No More Thumbprints
New self-cleaning surfaces could keep your touch screen smudge-free.
Dec. 10, 2007 — -- Researchers have made materials that repel oil and are able to clean themselves without the help of soap and water. What's more, the researchers describe exactly how the materials work, which could help others design similar materials. This could lead to a range of applications, including fingerprint-shedding cell-phone displays. The researchers, from MIT and the Air Force Research Laboratory at Edwards Air Force Base, in CA, describe their results in the current issue of Science.
Making super oil-repellant materials has been one of the great challenges in materials science, says Jeffery Youngblood, a professor of materials engineering at Purdue University, who was not involved in the research. Researchers have been able to make super water-repellant materials that cause water to bead up and form near-spherical droplets that easily roll or even bounce off surfaces. But oil has much lower surface tension than water does, so it has a greater tendency to spread over and cling to surfaces. That makes super oil-repellant materials, also called superoleophobic materials, difficult to create.
"Before now, superoleophobic materials have been a pipe dream," Youngblood says. "As far as I know, no one has seen this type of oleophobicity before." In the past, it's been possible to make oil bead up on a surface, but the oil remained stuck, unable to slide off, Youngblood says.

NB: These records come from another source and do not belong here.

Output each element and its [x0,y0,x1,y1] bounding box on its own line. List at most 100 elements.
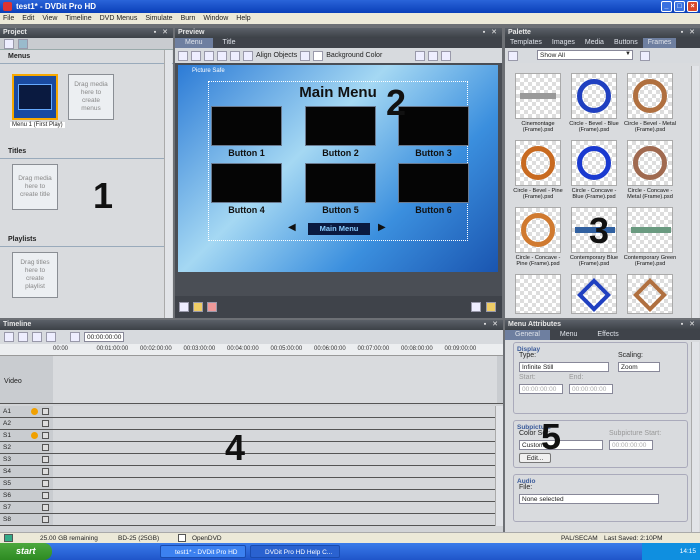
palette-scrollbar[interactable] [691,66,699,318]
lock-icon[interactable] [42,480,49,487]
palette-frame-item[interactable]: Circle - Bevel - Metal (Frame).psd [622,73,678,134]
palette-frame-item[interactable]: Contemporary Green (Frame).psd [622,207,678,268]
track-lane[interactable] [53,514,497,525]
subpicture-start-field[interactable]: 00:00:00:00 [609,440,653,450]
playlists-drop-zone[interactable]: Drag titles here to create playlist [12,252,58,298]
tab-buttons[interactable]: Buttons [609,38,643,48]
type-select[interactable]: Infinite Still [519,362,609,372]
attributes-scrollbar[interactable] [691,342,699,532]
lock-icon[interactable] [42,420,49,427]
lock-icon[interactable] [42,504,49,511]
menu-view[interactable]: View [42,13,57,24]
menu-button-2-image[interactable] [305,106,376,146]
titles-drop-zone[interactable]: Drag media here to create title [12,164,58,210]
taskbar-dvdit[interactable]: test1* - DVDit Pro HD [160,545,246,558]
menu-button-5-label[interactable]: Button 5 [305,205,376,215]
menu-title-text[interactable]: Main Menu [178,84,498,101]
menu-button-3-label[interactable]: Button 3 [398,148,469,158]
grid-icon[interactable] [428,50,439,61]
palette-frame-item[interactable]: Circle - Bevel - Blue (Frame).psd [566,73,622,134]
track-lane[interactable] [53,502,497,513]
track-lane[interactable] [53,454,497,465]
palette-frame-item[interactable] [622,274,678,316]
opendvd-checkbox[interactable] [178,534,186,542]
track-lane[interactable] [53,466,497,477]
palette-refresh-icon[interactable] [640,51,650,61]
list-view-icon[interactable] [4,39,14,49]
menu-button-5-image[interactable] [305,163,376,203]
safe-area-icon[interactable] [415,50,426,61]
video-track-lane[interactable] [53,356,497,403]
panel-controls[interactable]: ▪ ✕ [484,320,500,330]
menu-burn[interactable]: Burn [181,13,196,24]
menu-canvas[interactable]: Picture Safe Main Menu Button 1 Button 2… [178,65,498,272]
taskbar-help[interactable]: DVDit Pro HD Help C... [250,545,340,558]
lock-icon[interactable] [42,492,49,499]
timeline-scrollbar[interactable] [495,406,503,526]
track-lane[interactable] [53,442,497,453]
nav-prev-arrow-icon[interactable]: ◀ [288,222,296,233]
audio-file-field[interactable]: None selected [519,494,659,504]
end-timecode-field[interactable]: 00:00:00:00 [569,384,613,394]
menu-button-2-label[interactable]: Button 2 [305,148,376,158]
align-objects-label[interactable]: Align Objects [256,52,297,59]
project-scrollbar[interactable] [164,50,172,318]
timeline-ruler[interactable]: 00:00 00:01:00:00 00:02:00:00 00:03:00:00 00… [0,344,503,356]
menu-button-6-label[interactable]: Button 6 [398,205,469,215]
panel-controls[interactable]: ▪ ✕ [681,320,697,330]
menu-button-1-image[interactable] [211,106,282,146]
track-lane[interactable] [53,406,497,417]
palette-view-icon[interactable] [508,51,518,61]
panel-controls[interactable]: ▪ ✕ [681,28,697,38]
menus-drop-zone[interactable]: Drag media here to create menus [68,74,114,120]
start-button[interactable]: start [0,543,52,560]
lock-icon[interactable] [42,444,49,451]
background-color-checkbox[interactable] [313,50,324,61]
tab-effects[interactable]: Effects [587,330,628,340]
guides-icon[interactable] [441,50,452,61]
timecode-field[interactable]: 00:00:00:00 [84,332,124,342]
menu-button-3-image[interactable] [398,106,469,146]
tab-media[interactable]: Media [580,38,609,48]
lock-icon[interactable] [42,516,49,523]
add-button-icon[interactable] [179,302,189,312]
menu-edit[interactable]: Edit [22,13,34,24]
note-icon[interactable] [486,302,496,312]
track-lane[interactable] [53,490,497,501]
track-lane[interactable] [53,478,497,489]
ungroup-tool-icon[interactable] [243,50,253,61]
align-dropdown-icon[interactable] [300,50,311,61]
nav-next-arrow-icon[interactable]: ▶ [378,222,386,233]
menu-window[interactable]: Window [203,13,228,24]
palette-frame-item[interactable]: Cinemontage (Frame).psd [510,73,566,134]
tab-images[interactable]: Images [547,38,580,48]
maximize-button[interactable]: □ [674,1,685,12]
palette-frame-item[interactable]: Circle - Concave - Pine (Frame).psd [510,207,566,268]
tab-menu[interactable]: Menu [550,330,588,340]
menu1-thumbnail[interactable] [12,74,58,120]
lock-icon[interactable] [42,432,49,439]
crosshair-tool-icon[interactable] [191,50,201,61]
lock-icon[interactable] [42,456,49,463]
link-tool-icon[interactable] [217,50,227,61]
folder-icon[interactable] [193,302,203,312]
menu-simulate[interactable]: Simulate [145,13,172,24]
menu-button-1-label[interactable]: Button 1 [211,148,282,158]
palette-frame-item[interactable] [566,274,622,316]
delete-icon[interactable] [207,302,217,312]
start-timecode-field[interactable]: 00:00:00:00 [519,384,563,394]
zoom-in-icon[interactable] [4,332,14,342]
active-dot-icon[interactable] [31,408,38,415]
tab-templates[interactable]: Templates [505,38,547,48]
menu-button-4-label[interactable]: Button 4 [211,205,282,215]
menu-timeline[interactable]: Timeline [65,13,91,24]
palette-frame-item[interactable]: Circle - Concave - Blue (Frame).psd [566,140,622,201]
chapter-next-icon[interactable] [46,332,56,342]
menu-button-4-image[interactable] [211,163,282,203]
select-tool-icon[interactable] [178,50,188,61]
menu-button-6-image[interactable] [398,163,469,203]
palette-frame-item[interactable]: Circle - Bevel - Pine (Frame).psd [510,140,566,201]
tab-title[interactable]: Title [213,38,246,48]
palette-filter-select[interactable]: Show All [537,50,633,60]
monitor-icon[interactable] [471,302,481,312]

The MIT and Air Force Research Laboratory researchers overcame the obstacles to super oil-repellant materials by combining two advances. First, the Air Force researchers developed a material that's something like a super Teflon. Fluorine chemical groups in Teflon help make it repellant, says Gareth McKinley, a mechanical-engineering professor at MIT who is involved with the work. The Air Force researchers developed a molecule with a structure that incorporates much more fluorine. Adding this molecule to a material makes it more repellant to liquids.

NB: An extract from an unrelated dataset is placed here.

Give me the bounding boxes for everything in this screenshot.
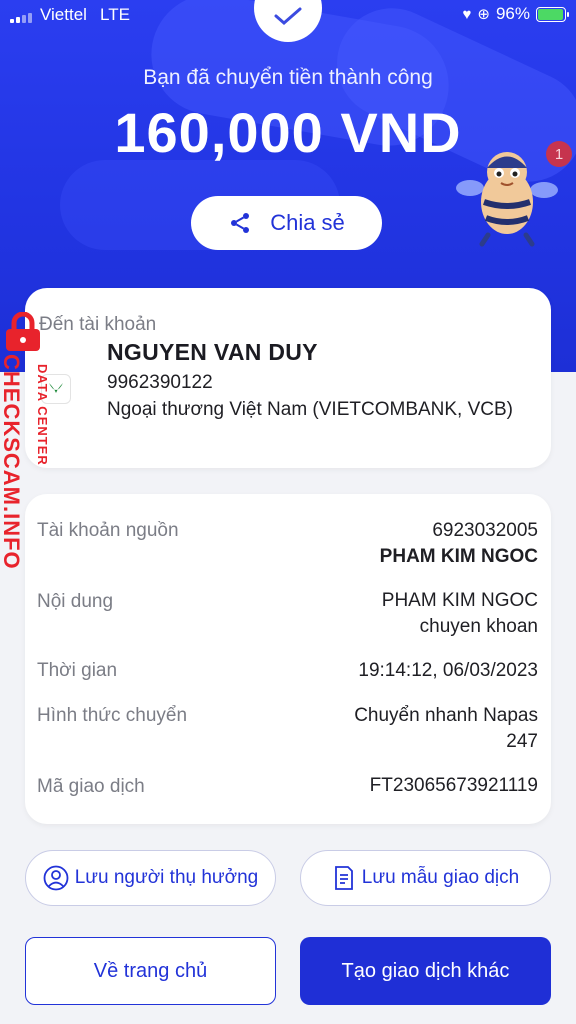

But the chemistry of the material isn't enough to make it super oil repellant. The researchers at MIT also changed the microscopic structure of the material in a way that traps air near the surface, so that oil on the material is suspended partly on air, which prevents the oil droplets from sticking to the surface, Youngblood says. The resulting material was so oil repellant that oil, which normally clings to surfaces, actually bounced off instead (see this video).